- The paper introduces a universal audio model combining hybrid tokenization with a specialized LLM, achieving state-of-the-art performance in ASR, audio understanding, and generation.
- The paper details a three-step architecture—audio tokenizer, LLM, and detokenizer—that effectively transforms complex audio signals into coherent outputs.
- The paper leverages over 13 million hours of real-world data and rigorous evaluation to set new benchmarks in multimodal audio processing.
Kimi-Audio Technical Report
The "Kimi-Audio Technical Report" (2504.18425) presents the development and evaluation of Kimi-Audio, a comprehensive open-source audio foundation model designed to excel in various audio processing tasks, such as understanding, generation, and conversation. This document provides an in-depth exploration into the model's architecture, the methodologies underlying its training, the data curation strategies employed, and the evaluation benchmarks.
Figure 1: Performance of Kimi-Audio and previous audio LLMs including Qwen2-Audio and others on various benchmarks.
Background and Motivation
The relevance and complexity of audio in human interaction highlight its importance in the field of artificial general intelligence. While traditional approaches to audio modeling often addressed specialized tasks separately, recent advancements have encouraged a shift towards developing universal models. These models are capable of performing a broad spectrum of tasks, including ASR, audio understanding, and speech generation, by employing LLM architectures to leverage the underlying sequential nature and semantic correlations between audio and text modalities.
Though prior works have applied LLMs to segments of audio processing like generation, understanding, and recognition, they fell short of encompassing a universal model that addresses multiple audio tasks. Common limitations include a narrow task focus and limited pre-training on audio data, restricting their applications across diverse audio scenarios and tasks.
Figure 2: Overview of the Kimi-Audio model architecture: (1) an audio tokenizer that extracts discrete semantic tokens and a Whisper encoder that generates continuous acoustic features; (2) an audio LLM that processes audio inputs and generates text and/or audio outputs; (3) an audio detokenizer converts audio tokens into waveforms.
Model Architecture
Kimi-Audio's architecture is a three-step process involving an audio tokenizer, an audio LLM, and an audio detokenizer.
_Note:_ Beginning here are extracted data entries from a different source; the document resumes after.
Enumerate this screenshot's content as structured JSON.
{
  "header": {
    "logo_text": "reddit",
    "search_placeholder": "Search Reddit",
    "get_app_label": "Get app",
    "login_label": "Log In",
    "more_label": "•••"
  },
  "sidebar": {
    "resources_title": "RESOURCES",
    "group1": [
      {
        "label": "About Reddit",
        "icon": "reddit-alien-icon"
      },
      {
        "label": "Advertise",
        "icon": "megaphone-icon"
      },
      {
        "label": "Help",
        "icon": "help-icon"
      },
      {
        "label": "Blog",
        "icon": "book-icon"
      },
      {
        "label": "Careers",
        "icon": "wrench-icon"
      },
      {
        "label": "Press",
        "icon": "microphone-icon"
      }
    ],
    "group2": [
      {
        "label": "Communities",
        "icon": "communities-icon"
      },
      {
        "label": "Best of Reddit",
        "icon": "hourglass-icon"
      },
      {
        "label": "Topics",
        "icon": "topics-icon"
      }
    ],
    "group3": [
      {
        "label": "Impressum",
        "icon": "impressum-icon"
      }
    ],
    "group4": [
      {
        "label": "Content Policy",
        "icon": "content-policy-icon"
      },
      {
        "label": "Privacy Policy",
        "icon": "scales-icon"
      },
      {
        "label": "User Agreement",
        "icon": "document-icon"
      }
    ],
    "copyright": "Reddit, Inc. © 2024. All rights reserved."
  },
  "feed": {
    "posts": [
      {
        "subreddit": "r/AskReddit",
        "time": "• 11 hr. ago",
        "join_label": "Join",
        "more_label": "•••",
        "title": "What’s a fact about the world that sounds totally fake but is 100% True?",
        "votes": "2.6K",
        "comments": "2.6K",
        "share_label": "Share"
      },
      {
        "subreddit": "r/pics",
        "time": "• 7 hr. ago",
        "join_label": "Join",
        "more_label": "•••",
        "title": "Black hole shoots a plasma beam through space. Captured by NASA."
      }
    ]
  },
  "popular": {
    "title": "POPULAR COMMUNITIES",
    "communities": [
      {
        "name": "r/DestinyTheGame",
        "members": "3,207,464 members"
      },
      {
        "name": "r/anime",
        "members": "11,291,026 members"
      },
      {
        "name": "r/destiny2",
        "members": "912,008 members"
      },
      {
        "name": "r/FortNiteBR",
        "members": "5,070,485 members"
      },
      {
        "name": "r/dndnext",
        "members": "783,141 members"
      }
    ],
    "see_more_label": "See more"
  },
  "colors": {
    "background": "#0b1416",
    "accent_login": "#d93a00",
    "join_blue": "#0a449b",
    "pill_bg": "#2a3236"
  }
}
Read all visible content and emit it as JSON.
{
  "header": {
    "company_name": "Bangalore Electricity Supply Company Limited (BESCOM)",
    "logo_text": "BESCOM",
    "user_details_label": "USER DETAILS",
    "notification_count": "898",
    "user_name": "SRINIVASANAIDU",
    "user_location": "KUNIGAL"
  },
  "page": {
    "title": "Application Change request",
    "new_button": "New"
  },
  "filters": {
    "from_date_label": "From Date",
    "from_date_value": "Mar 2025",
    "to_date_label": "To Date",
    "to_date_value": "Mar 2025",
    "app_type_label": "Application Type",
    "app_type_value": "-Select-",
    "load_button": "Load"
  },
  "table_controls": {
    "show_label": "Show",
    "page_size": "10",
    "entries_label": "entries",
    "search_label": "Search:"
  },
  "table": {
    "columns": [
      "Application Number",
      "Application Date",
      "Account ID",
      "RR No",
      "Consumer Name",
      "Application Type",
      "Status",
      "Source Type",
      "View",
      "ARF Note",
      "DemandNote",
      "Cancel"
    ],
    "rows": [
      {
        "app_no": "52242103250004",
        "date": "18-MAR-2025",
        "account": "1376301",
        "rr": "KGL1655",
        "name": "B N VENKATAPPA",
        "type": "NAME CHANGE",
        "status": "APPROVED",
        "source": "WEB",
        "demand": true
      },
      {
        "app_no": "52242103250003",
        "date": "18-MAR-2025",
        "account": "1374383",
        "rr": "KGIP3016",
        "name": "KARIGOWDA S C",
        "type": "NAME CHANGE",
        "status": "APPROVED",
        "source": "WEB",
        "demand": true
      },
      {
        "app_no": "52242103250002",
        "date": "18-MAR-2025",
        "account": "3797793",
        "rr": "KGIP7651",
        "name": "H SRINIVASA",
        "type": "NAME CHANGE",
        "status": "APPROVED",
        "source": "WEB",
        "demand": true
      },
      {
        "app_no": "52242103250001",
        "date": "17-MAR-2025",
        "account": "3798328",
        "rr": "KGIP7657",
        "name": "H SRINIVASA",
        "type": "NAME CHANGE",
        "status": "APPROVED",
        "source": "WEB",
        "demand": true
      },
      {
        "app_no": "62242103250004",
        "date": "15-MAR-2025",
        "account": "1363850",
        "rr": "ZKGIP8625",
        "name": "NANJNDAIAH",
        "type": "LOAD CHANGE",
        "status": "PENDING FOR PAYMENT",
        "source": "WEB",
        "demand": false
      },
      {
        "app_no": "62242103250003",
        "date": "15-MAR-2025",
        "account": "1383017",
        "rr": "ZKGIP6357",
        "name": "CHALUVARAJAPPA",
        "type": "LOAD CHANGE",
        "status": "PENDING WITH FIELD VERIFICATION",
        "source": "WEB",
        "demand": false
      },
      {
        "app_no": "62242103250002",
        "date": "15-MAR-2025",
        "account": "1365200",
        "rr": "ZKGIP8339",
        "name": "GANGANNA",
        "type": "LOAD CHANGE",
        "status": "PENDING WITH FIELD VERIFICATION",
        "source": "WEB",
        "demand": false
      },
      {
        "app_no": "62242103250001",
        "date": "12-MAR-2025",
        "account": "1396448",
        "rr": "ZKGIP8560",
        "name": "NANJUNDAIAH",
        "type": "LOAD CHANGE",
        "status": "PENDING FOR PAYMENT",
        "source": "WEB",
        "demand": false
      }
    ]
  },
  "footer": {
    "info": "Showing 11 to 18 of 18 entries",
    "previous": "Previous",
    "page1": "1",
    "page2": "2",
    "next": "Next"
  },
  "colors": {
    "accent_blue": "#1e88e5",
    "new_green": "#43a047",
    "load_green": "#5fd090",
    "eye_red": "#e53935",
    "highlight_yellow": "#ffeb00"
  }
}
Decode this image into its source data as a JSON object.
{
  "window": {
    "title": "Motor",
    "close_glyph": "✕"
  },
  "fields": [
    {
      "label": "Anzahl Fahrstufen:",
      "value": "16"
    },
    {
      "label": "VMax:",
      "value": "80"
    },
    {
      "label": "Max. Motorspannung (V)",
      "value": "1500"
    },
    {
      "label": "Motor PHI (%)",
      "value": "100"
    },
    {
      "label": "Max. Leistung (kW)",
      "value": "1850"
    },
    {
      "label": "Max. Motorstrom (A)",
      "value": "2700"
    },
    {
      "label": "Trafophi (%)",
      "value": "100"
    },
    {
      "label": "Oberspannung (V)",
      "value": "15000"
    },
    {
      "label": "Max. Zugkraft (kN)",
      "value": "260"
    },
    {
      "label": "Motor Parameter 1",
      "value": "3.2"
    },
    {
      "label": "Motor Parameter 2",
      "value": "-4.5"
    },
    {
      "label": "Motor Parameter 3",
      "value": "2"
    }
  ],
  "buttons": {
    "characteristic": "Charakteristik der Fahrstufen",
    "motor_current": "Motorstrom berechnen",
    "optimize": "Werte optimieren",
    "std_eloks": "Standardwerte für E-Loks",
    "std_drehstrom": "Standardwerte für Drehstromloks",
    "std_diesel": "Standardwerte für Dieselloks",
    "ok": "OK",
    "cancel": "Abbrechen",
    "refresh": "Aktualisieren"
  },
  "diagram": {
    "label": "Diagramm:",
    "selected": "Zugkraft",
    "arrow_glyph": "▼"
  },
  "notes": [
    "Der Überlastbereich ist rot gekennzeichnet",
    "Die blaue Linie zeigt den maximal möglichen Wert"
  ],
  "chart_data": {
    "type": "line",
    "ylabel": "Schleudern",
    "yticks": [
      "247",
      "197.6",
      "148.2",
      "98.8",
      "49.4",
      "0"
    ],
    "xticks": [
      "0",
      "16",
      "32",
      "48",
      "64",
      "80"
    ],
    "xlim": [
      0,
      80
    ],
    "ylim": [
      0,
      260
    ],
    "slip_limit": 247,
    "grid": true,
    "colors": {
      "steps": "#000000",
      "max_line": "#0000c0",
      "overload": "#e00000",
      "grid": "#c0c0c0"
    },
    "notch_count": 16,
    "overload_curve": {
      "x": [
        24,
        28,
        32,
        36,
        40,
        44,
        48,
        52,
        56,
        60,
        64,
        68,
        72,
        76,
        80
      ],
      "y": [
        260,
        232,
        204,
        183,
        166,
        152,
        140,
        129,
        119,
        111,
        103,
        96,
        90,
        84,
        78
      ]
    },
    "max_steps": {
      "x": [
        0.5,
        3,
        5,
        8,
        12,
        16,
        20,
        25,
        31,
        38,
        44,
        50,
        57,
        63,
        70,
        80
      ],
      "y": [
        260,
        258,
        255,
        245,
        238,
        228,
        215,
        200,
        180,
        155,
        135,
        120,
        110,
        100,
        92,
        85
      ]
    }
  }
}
The audio tokenizer is designed to capture essential audio characteristics by producing both discrete semantic tokens and continuous acoustic vectors, thereby enhancing perception capability. Utilization of discrete tokens via a vector quantization layer alongside continuous acoustic inputs allows the system to exploit both semantic-rich understanding and detailed audio representation.
The core of Kimi-Audio is its LLM, a specialized form of a standard LLM with adapted architecture. It processes multimodal inputs for generating seamless text as well as audio outputs. The shared layers in the model facilitate cross-modal representation integration, while specialized heads handle either text or audio generation.
Kimi-Audio incorporates a novel audio detokenizer capable of transforming semantic tokens into coherent audio waveforms. This chunk-wise streaming detokenizer adopts a flow matching approach to efficiently generate audio with high fidelity while maintaining low computational overhead.
Figure 3: Processing pipeline for the audio pre-training data.
Given the complex landscape of real-world audio signals and existing limitations of audio models that rely heavily on unimodal data, Kimi-Audio leverages an extensive multimodal pretraining regime over 13 million hours of diverse, real-world audio data, supported by an efficient data processing pipeline (Figure 3). The model benefits greatly from a systematic approach to data curtailment, including speaker diarization and speech enhancement strategies, ensuring high-quality and diverse scenario coverage.
Kimi-Audio's pioneering use of flow matching in its audio detokenizer and its hybrid tokenization framework profoundly enhances its audio processing capability, enabling it to achieve state-of-the-art (SOTA) results across several audio-language tasks.
Through rigorous evaluation using a customized evaluation toolkit, Kimi-Audio has demonstrated superior performances on various benchmarks covering tasks such as ASR, audio understanding, and audio-to-text conversation.
Conclusion
The "Kimi-Audio Technical Report" (2504.18425) introduces a significant development in the domain of audio foundation models, integrating advanced techniques to achieve a truly universal audio-language processing framework. By leveraging advanced methods such as hybrid tokenization, robust LLM architecture, and a sophisticated pre-training methodology on a substantial dataset, Kimi-Audio excels across diverse audio benchmarks, setting a new standard for open-source models in this domain. Future research should look towards integrating audio transcription and description modalities more seamlessly, exploring enriched representations that balance semantic with acoustic fidelity while enhancing models' performance across modalities.